Global equity and FX volatility was more subdued last week, with daily percentage gains and losses in the S&P 500 not exceeding 4.4%. Everything is relative of course. However, volatility in the crude oil market hit unprecedented levels.
The mismatch between supply and demand had kept the price of Brent crude oil pretty stable at around $25/barrel since early March. But it soared more than 20% by close of business on 2nd April to $30/barrel following a tweet in which President Trump said he expected Saudi Arabia and Russia to curb supply by at least 10 million barrels. The oil price rose a further 9% on Friday to just below $33/barrel and clearly this story has further to run.
Markets last week arguably started to re-focus on global macro data and some of the shocking PMI and labour market numbers in the US and across the world.
The Dollar, which had shed over 3% in the previous week, rebounded by almost as much fuelling concerns that the measures taken by the Federal Reserve and major central banks to increase the flow of Dollars were falling short.
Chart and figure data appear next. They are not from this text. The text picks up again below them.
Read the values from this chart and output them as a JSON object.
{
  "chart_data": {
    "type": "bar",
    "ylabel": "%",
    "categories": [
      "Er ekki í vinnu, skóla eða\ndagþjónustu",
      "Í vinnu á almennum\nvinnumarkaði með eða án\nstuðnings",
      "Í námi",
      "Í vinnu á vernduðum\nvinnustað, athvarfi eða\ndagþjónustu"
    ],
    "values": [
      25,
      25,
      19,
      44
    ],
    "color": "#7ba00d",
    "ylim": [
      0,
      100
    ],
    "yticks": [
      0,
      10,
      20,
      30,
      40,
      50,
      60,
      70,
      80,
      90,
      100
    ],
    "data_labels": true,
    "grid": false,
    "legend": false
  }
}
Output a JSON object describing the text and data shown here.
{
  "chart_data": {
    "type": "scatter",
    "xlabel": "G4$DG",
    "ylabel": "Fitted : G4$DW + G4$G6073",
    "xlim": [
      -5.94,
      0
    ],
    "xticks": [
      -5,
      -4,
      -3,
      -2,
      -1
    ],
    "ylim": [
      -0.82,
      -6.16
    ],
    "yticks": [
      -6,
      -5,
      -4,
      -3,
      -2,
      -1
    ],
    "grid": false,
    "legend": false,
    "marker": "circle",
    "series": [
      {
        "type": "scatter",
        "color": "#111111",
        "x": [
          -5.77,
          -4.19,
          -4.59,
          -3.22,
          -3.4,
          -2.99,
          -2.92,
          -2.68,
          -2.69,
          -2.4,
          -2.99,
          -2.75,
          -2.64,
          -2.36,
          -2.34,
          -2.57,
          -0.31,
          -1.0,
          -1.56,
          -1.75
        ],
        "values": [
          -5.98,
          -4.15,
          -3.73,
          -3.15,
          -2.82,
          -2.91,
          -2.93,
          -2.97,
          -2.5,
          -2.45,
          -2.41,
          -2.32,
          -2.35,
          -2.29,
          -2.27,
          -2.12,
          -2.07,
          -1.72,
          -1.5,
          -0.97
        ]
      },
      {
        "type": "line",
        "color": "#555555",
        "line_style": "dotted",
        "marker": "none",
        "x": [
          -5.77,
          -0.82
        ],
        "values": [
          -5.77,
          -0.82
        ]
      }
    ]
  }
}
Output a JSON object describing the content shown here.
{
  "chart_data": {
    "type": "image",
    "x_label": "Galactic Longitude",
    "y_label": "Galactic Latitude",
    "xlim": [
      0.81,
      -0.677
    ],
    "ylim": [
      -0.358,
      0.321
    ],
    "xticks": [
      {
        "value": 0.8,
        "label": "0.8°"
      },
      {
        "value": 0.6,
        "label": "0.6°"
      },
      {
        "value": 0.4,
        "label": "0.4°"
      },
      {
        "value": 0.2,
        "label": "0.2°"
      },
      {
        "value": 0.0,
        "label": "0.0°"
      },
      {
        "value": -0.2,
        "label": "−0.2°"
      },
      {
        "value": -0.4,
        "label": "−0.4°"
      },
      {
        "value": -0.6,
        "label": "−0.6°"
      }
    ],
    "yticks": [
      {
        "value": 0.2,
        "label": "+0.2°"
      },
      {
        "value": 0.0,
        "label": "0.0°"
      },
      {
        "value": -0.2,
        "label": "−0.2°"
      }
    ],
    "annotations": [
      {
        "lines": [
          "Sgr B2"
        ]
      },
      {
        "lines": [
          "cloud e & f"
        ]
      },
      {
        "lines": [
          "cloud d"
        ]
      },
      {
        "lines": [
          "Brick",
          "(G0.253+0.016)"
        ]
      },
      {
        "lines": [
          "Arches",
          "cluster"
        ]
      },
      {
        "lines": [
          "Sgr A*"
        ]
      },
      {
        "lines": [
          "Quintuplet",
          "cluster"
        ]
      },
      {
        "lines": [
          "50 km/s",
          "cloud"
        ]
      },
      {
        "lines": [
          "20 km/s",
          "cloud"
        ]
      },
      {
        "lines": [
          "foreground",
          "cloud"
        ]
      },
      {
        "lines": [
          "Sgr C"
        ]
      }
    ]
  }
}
For many developed and in particular emerging market economies, corporates and households with large Dollar liabilities, this rebound in the Dollar to near-record highs is adding to the economic pain.
US macro data were on the whole mixed. The Conference Board index fell from 132.6 in February to 120, versus a consensus forecast of 110. The ISM PMIs – forward looking indicators of economic activity – weakened in both the manufacturing and services sectors in March but by far less than forecast and ultimately the falls were modest within the greater context.
However, it is the collapse in the US labour market which stood out. Initial jobless claims rose 6.6 million in the week of 2nd April, ten times more than the worst week during the 2008-2009 financial crisis. In the space of a fortnight 10 million Americans have filed for unemployment benefits for the first time ever. The number of people employed in the non-farm sector fell by 701,000 in March. To put this context the biggest monthly contraction in 2008-2009 was 699,000. This resulted in the US unemployment rate jumping to 4.4% from 3.5% in February.
Sterling held its own last week, gaining 0.5% in trade-weighted terms. But the Euro and Australian and Kiwi Dollars shed 1.2%, 1.7% and 1.4%, respectively. The unwinding of short-Euro positions, which earlier in the year had driven the Eurozone currency higher, has seemingly well and truly run its course. The Swiss Franc weakened 0.5% but remains broadly in the middle of a narrow one-month range of about 1%.